The problem is how to do this, as a programmer would have to know how to program to a specific GPU in order to make a program that could use the system GPU, and this program wouldn’t work with a different GPU.
To solve this issue NVIDIA launched a free C compiler to their GeForce 8800 series, called CUDA. With CUDA any programmer can easily compile their programs written in C to use the power of the system GPU to process their program.
Going one step further, NVIDIA launched a series of “video cards” called Tesla. These “video cards” feature GeForce 8800 GPUs but they do not produce video: they are targeted to be used as CPUs, processing programs. In this article we will tell you everything you need to know about Tesla, including a lot of pictures of Tesla solutions.
These programs must be compiled with CUDA, of course. So regular users won’t benefit this technology, i.e., don’t think that by installing one of these cards on your PC your processing performance will automatically increase.
Any kind of heavy-calculation program that does a lot of things in parallel can be benefited from the use of GPGPU – if they are compiled to use the GPU, of course. This includes mostly simulations (physics, financial, medical, biological and chemical, for example).
One very interesting thing about CUDA is that you don’t need to have a Tesla card installed to use it. So a programmer can buy any video card from the GeForce 8800 series and try it out to see if using the GPU instead of the CPU will in fact improve the performance of the application that is being written. If it works out fine, then the programmer can think of buying a more power system, namely a Tesla solution.
So far NVIDIA has launched three Tesla products: a basic card, called C870, which is a GeForce 8800 video card but without a video output. The “C” on its name stands for “card.” This card has 1.5 GB of memory and has a math processing performance of 500 GFLOPS (billions of floating-point operations per second). Using a standard PCI Express x16 connector this card can be installed on any desktop computer.
This basic card is the building block for the other two Tesla products available: D870 and S870.
D870 – where the “D” on its name stands for “Desktop” – is a small external case containing two C870 cards, so the processing power of this solution is of 1 TFLOP (trillion of floating-point of operations per second). This case is connected to the main PC through a cable, which is basically an expansion of the PCI Express bus.

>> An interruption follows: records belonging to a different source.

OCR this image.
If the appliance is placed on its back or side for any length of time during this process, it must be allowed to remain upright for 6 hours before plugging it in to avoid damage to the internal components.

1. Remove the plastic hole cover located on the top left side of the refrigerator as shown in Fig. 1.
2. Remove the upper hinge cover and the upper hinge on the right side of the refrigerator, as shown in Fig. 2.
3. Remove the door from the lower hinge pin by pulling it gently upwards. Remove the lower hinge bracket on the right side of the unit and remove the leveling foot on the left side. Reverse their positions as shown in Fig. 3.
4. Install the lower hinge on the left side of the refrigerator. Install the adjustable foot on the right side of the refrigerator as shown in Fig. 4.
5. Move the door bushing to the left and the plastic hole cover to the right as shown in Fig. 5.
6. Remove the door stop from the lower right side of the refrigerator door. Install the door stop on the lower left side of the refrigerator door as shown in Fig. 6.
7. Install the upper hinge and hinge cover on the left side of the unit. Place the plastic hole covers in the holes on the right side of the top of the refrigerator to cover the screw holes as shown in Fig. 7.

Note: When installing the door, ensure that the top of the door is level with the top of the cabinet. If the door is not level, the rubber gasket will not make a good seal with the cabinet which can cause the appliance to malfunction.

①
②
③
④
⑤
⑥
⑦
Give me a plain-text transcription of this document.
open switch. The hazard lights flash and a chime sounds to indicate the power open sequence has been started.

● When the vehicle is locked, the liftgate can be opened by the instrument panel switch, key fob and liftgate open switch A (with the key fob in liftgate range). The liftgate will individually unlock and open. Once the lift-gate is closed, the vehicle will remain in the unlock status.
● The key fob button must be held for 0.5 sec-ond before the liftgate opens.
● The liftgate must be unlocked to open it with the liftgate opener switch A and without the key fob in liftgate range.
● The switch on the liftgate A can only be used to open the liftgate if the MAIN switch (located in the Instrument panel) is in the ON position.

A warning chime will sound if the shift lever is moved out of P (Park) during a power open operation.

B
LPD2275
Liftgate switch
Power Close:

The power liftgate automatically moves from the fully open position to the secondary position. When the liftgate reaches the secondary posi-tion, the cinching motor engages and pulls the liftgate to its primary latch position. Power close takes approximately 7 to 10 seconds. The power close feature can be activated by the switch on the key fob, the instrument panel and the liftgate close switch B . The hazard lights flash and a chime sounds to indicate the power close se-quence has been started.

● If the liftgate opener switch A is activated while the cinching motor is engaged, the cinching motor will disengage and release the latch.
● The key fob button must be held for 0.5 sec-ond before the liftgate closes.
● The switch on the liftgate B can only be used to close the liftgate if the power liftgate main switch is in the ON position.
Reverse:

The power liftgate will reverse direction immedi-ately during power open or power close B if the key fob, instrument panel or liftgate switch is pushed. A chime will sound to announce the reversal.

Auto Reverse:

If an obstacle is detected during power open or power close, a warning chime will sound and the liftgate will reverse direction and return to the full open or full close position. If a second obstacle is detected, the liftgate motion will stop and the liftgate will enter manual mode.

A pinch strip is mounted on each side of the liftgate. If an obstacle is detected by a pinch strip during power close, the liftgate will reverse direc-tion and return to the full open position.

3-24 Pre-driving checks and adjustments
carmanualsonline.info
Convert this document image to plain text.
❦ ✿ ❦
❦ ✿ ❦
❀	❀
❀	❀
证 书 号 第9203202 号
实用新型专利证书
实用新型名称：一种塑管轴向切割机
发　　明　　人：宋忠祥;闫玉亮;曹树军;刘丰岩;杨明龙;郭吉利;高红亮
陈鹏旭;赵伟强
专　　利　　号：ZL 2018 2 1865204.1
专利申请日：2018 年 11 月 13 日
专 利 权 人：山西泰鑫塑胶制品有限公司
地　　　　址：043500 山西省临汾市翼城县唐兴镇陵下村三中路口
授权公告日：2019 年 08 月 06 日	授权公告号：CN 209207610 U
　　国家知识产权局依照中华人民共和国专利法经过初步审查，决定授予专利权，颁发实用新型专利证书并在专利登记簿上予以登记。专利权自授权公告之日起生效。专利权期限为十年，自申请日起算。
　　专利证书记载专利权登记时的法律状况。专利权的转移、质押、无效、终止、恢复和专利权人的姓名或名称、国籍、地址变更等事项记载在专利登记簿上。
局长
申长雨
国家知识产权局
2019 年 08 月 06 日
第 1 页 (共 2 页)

Then we have the most high-end model, Tesla S870, which holds four C870 cards inside. We will talk about this product in the next page.
Tesla S870 – where the “S” standard for “Server” – is a 1U rack-mount server case containing four C870 cards. So this product is targeted to be connected to servers. On Figures 4 and 5 you can see a Tesla S870 opened.
Tesla S870 is connected to a server through a cable, which is basically a PCI Express extension. In Figure 6, you can see the connector available on S870 for its connection to a server and on Figures 7 and 8 you can see the PCI Express card that is installed on the server
In Figure 9, you can see the cable used to connect Tesla S870 to a server.
During SC-07 (Supercomputing Show 2007, where we took these pictures, by the way) NVIDIA displayed a cluster containing four Tesla S870 systems attached to eight servers for a total of 16 Tesla C870 cards or around 8 TFLOPS of available performance.
This system was running a biological simulation comparing the performance of the server cluster with and without the Tesla systems. As you can see in Figure 12, the cluster got a 9x performance gain with the use of the four S870 systems.